The Committee noted that the toxicity profiles of carboplatin and cisplatin are different, with carboplatin being better tolerated overall than cisplatin. The major dose-limiting adverse effects associated with carboplatin are thrombocytopaenia and leukopaenia; those associated with cisplatin are nephrotoxicity, ototoxicity, neurotoxicity and emesis.
The Committee noted that the evidence presented in the application indicated that carboplatin was more cost-effective than cisplatin. Overall, the evidence provided in the application supports the public health need, comparable effectiveness and generally more favourable tolerability of carboplatin than cisplatin. The Committee therefore recommended that carboplatin replace cisplatin on the Complementary Model List (with a
square box) for the treatment of advanced ovarian cancer.
References:
1. Advanced Ovarian Cancer Trialists Group. Chemotherapy in advanced ovarian cancer: an overview of randomised clinical trials. British Medical Journal, 1991, 303:884–893.

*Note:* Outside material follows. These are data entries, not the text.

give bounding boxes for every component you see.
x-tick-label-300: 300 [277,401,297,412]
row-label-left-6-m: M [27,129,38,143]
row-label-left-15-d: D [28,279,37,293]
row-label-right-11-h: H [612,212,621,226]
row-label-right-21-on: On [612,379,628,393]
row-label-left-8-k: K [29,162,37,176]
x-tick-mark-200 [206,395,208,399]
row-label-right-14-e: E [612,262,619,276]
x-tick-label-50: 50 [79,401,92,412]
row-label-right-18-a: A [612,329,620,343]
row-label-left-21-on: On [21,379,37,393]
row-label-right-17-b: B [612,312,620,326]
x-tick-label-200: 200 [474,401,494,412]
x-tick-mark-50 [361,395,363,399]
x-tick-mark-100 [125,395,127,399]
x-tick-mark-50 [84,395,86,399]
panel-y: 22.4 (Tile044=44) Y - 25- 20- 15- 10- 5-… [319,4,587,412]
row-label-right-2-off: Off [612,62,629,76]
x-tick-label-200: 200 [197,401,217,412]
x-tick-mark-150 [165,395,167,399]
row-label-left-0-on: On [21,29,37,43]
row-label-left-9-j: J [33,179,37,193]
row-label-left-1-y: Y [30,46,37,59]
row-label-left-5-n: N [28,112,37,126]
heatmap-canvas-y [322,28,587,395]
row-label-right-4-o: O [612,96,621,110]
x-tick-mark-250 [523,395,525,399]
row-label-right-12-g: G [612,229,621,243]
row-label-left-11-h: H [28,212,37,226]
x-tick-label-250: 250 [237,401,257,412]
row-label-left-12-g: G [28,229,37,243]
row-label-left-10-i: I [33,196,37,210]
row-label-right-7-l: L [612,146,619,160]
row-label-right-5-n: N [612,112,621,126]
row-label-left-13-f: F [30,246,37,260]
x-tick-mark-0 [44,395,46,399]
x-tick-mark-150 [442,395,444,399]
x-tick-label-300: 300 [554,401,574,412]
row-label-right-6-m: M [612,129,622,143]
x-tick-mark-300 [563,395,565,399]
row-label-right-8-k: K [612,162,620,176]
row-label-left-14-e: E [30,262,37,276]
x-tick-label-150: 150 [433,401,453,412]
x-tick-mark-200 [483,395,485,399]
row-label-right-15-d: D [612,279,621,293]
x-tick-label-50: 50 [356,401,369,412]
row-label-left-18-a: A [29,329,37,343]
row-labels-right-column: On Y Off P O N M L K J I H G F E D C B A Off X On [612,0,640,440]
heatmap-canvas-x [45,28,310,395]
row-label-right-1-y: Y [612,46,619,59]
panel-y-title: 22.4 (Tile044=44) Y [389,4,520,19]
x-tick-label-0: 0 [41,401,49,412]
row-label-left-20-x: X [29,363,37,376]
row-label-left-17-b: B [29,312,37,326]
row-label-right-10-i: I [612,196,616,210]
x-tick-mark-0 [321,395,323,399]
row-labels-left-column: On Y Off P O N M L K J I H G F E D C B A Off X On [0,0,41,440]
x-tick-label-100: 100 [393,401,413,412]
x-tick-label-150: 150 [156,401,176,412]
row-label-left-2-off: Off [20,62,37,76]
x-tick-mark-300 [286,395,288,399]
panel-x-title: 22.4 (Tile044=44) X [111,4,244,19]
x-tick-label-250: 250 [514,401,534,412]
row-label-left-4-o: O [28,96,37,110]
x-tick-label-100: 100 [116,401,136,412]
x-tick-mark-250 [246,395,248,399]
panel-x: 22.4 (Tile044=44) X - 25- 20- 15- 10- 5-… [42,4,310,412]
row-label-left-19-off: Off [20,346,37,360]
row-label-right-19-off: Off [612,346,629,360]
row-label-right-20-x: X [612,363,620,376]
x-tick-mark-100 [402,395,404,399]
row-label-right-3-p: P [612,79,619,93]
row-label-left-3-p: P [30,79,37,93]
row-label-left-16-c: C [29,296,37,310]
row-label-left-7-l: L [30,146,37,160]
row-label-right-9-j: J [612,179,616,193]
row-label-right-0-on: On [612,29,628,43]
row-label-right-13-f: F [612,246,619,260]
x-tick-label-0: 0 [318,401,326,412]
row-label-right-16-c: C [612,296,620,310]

2. Aabo K et al. Chemotherapy in advanced ovarian cancer: four systematic meta-analyses of individual patient data from 37 randomized trials. Advanced Ovarian Cancer Trialists’ Group. British Journal of Cancer, 1998, 78:1479–1487.

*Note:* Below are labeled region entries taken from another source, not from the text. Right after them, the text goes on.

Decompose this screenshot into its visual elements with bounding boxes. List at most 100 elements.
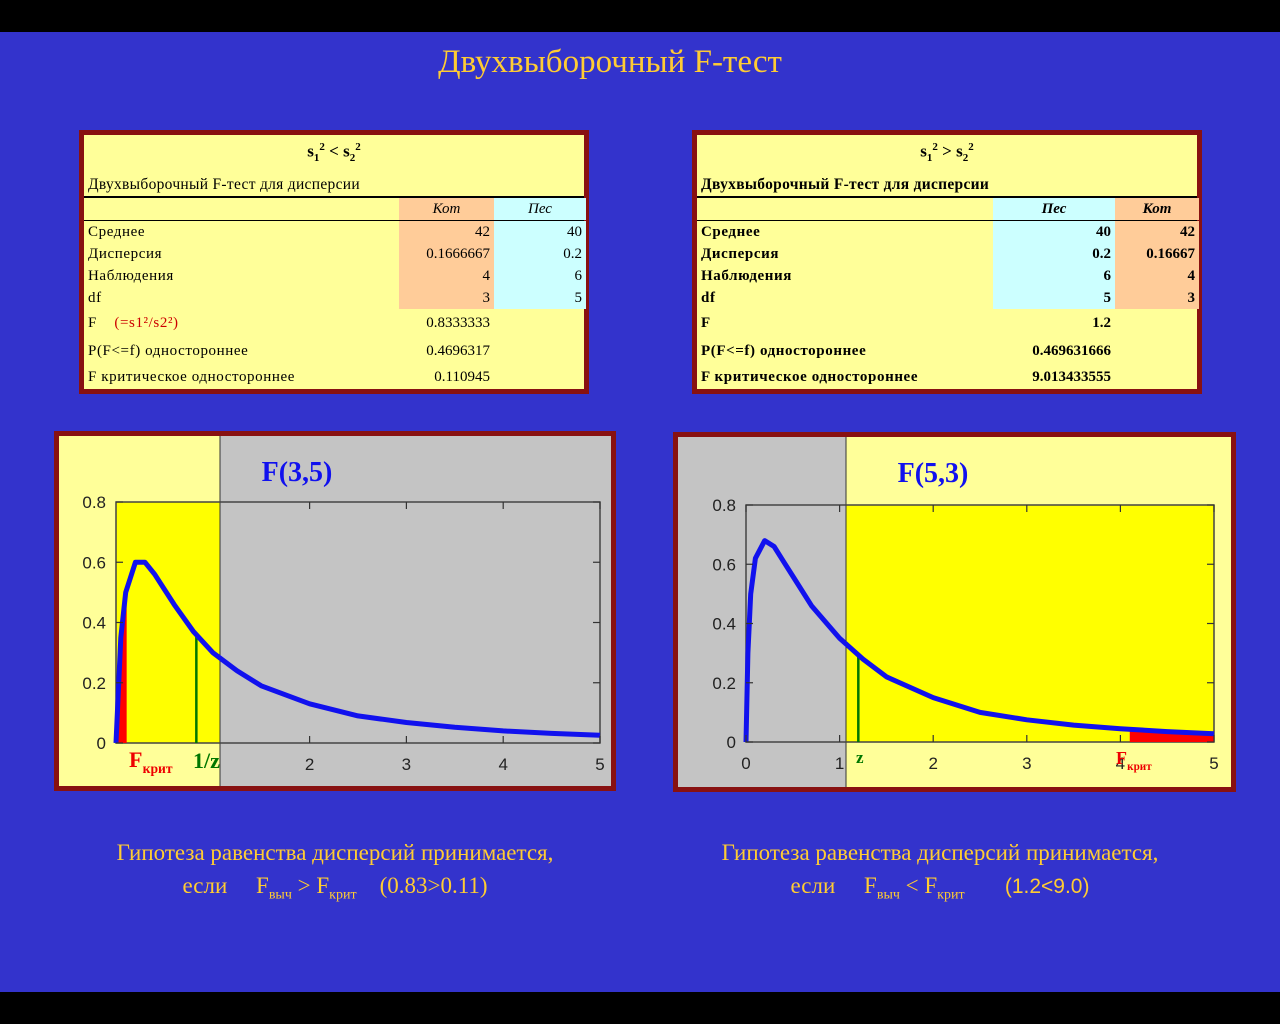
footer-right: Гипотеза равенства дисперсий принимается… (665, 836, 1215, 912)
cell-mean-kot: 42 (475, 224, 490, 240)
row-label-df: df (701, 290, 716, 306)
density-curve (113, 559, 601, 744)
footer-right-line2: если Fвыч < Fкрит (1.2<9.0) (790, 873, 1090, 903)
row-label-fcrit: F критическое одностороннее (88, 369, 296, 385)
row-label-variance: Дисперсия (701, 246, 780, 262)
column-header-kot: Кот (399, 198, 494, 220)
pes-column-bg (993, 221, 1115, 309)
y-tick-label: 0.8 (712, 496, 736, 515)
acceptance-region-yellow (116, 502, 220, 743)
fcrit-annotation: F (1116, 748, 1127, 768)
y-tick-label: 0.8 (82, 493, 106, 512)
rejection-region-gray (678, 437, 846, 787)
fcrit-annotation-subscript: крит (1127, 761, 1152, 773)
row-label-mean: Среднее (88, 224, 146, 240)
row-label-p: P(F<=f) одностороннее (88, 343, 249, 359)
chart-title: F(5,3) (898, 458, 969, 489)
footer-left-line1: Гипотеза равенства дисперсий принимается… (116, 840, 554, 865)
x-tick-label: 5 (1209, 754, 1218, 773)
density-curve (743, 538, 1215, 743)
x-tick-label: 2 (928, 754, 937, 773)
statistic-annotation: z (856, 748, 864, 767)
cell-variance-kot: 0.1666667 (426, 246, 490, 262)
fcrit-annotation-subscript: крит (143, 761, 173, 776)
cell-fcrit-value: 9.013433555 (1032, 369, 1111, 385)
divider (697, 220, 1197, 221)
x-tick-label: 3 (1022, 754, 1031, 773)
cell-variance-kot: 0.16667 (1146, 246, 1195, 262)
chart-f35-svg: 0 0.2 0.4 0.6 0.8 2 3 4 5 F(3,5) F крит 1/z (59, 436, 611, 786)
divider (697, 196, 1197, 198)
pes-column-bg (494, 221, 586, 309)
cell-mean-pes: 40 (1096, 224, 1111, 240)
f-formula: (=s1²/s2²) (114, 315, 179, 331)
divider (84, 196, 584, 198)
column-header-pes: Пес (494, 198, 586, 220)
x-tick-label: 5 (595, 755, 604, 774)
row-label-f: F (701, 315, 711, 331)
y-tick-label: 0 (727, 733, 736, 752)
y-tick-label: 0.2 (82, 674, 106, 693)
row-label-p: P(F<=f) одностороннее (701, 343, 867, 359)
kot-column-bg (399, 221, 494, 309)
cell-observations-pes: 6 (574, 268, 583, 284)
cell-variance-pes: 0.2 (1092, 246, 1111, 262)
fcrit-annotation: F (129, 747, 142, 772)
x-tick-label: 4 (498, 755, 507, 774)
y-tick-label: 0.6 (712, 555, 736, 574)
column-header-pes: Пес (993, 198, 1115, 220)
chart-title: F(3,5) (262, 457, 333, 488)
cell-p-value: 0.469631666 (1032, 343, 1111, 359)
cell-f-value: 0.8333333 (426, 315, 490, 331)
row-label-variance: Дисперсия (88, 246, 163, 262)
y-tick-label: 0.2 (712, 674, 736, 693)
table-caption: Двухвыборочный F-тест для дисперсии (701, 176, 990, 193)
statistic-annotation: 1/z (193, 748, 220, 773)
x-tick-label: 4 (1116, 754, 1125, 773)
row-label-fcrit: F критическое одностороннее (701, 369, 919, 385)
cell-df-kot: 3 (1187, 290, 1196, 306)
cell-mean-kot: 42 (1180, 224, 1195, 240)
rejection-region-gray (220, 436, 611, 786)
footer-left: Гипотеза равенства дисперсий принимается… (60, 836, 610, 912)
cell-df-pes: 5 (574, 290, 583, 306)
y-tick-label: 0.4 (82, 614, 106, 633)
x-tick-label: 2 (305, 755, 314, 774)
x-tick-label: 0 (741, 754, 750, 773)
row-label-observations: Наблюдения (88, 268, 174, 284)
footer-left-line2: если Fвыч > Fкрит (0.83>0.11) (182, 873, 488, 903)
y-tick-label: 0 (97, 734, 106, 753)
x-tick-label: 1 (835, 754, 844, 773)
footer-right-line1: Гипотеза равенства дисперсий принимается… (721, 840, 1159, 865)
kot-column-bg (1115, 221, 1199, 309)
divider (84, 220, 584, 221)
cell-f-value: 1.2 (1092, 315, 1111, 331)
left-f-test-table: s12 < s22 Двухвыборочный F-тест для дисп… (79, 130, 589, 394)
column-header-kot: Кот (1115, 198, 1199, 220)
cell-observations-kot: 4 (1187, 268, 1196, 284)
chart-f53-svg: 0 0.2 0.4 0.6 0.8 0 1 2 3 4 5 F(5,3) F крит z (678, 437, 1231, 787)
cell-df-kot: 3 (482, 290, 491, 306)
table-header-hypothesis: s12 < s22 (307, 141, 361, 165)
cell-mean-pes: 40 (567, 224, 582, 240)
acceptance-region-yellow (846, 505, 1214, 742)
right-f-test-table: s12 > s22 Двухвыборочный F-тест для дисп… (692, 130, 1202, 394)
cell-fcrit-value: 0.110945 (434, 369, 490, 385)
row-label-observations: Наблюдения (701, 268, 792, 284)
slide: Двухвыборочный F-тест s12 < s22 Двухвыбо… (0, 32, 1280, 992)
row-label-mean: Среднее (701, 224, 761, 240)
row-label-df: df (88, 290, 102, 306)
table-caption: Двухвыборочный F-тест для дисперсии (88, 176, 360, 193)
cell-observations-pes: 6 (1103, 268, 1112, 284)
y-tick-label: 0.4 (712, 615, 736, 634)
cell-p-value: 0.4696317 (426, 343, 490, 359)
y-tick-label: 0.6 (82, 553, 106, 572)
x-tick-label: 3 (402, 755, 411, 774)
cell-observations-kot: 4 (482, 268, 491, 284)
page-title: Двухвыборочный F-тест (438, 44, 782, 80)
cell-variance-pes: 0.2 (563, 246, 582, 262)
cell-df-pes: 5 (1103, 290, 1112, 306)
row-label-f: F (=s1²/s2²) (88, 315, 179, 331)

3. Advanced Ovarian Cancer Trialists Group. Chemotherapy for advanced ovarian cancer. Cochrane Database of Systematic Reviews, 1999, Issue 1. DOI: 101002/14651858CD001418.
4. Ozols RF et al. Phase III trial of carboplatin and paclitaxel compared with cisplatin and paclitaxel in patients with optimally resected stage III ovarian cancer: A Gynecologic Oncology Group Study. Journal of Clinical Oncology, 2003, 21:3194–3200.
5. du Bois A et al. A randomized clinical trial of cisplatin/paclitaxel versus carboplatin/paclitaxel as first-line treatment of ovarian cancer. Journal of the National Cancer Institute, 2003, 95:1320–1330.
6. ICON Collaborators. ICON2: randomised trial of single-agent carboplatin against three drug combination of CAP (cyclophosphamide, doxorubicin, and cisplatin) in women with ovarian cancer. International Collaborative Ovarian Neoplasm Study. Lancet, 1998, 352: 1571–1576.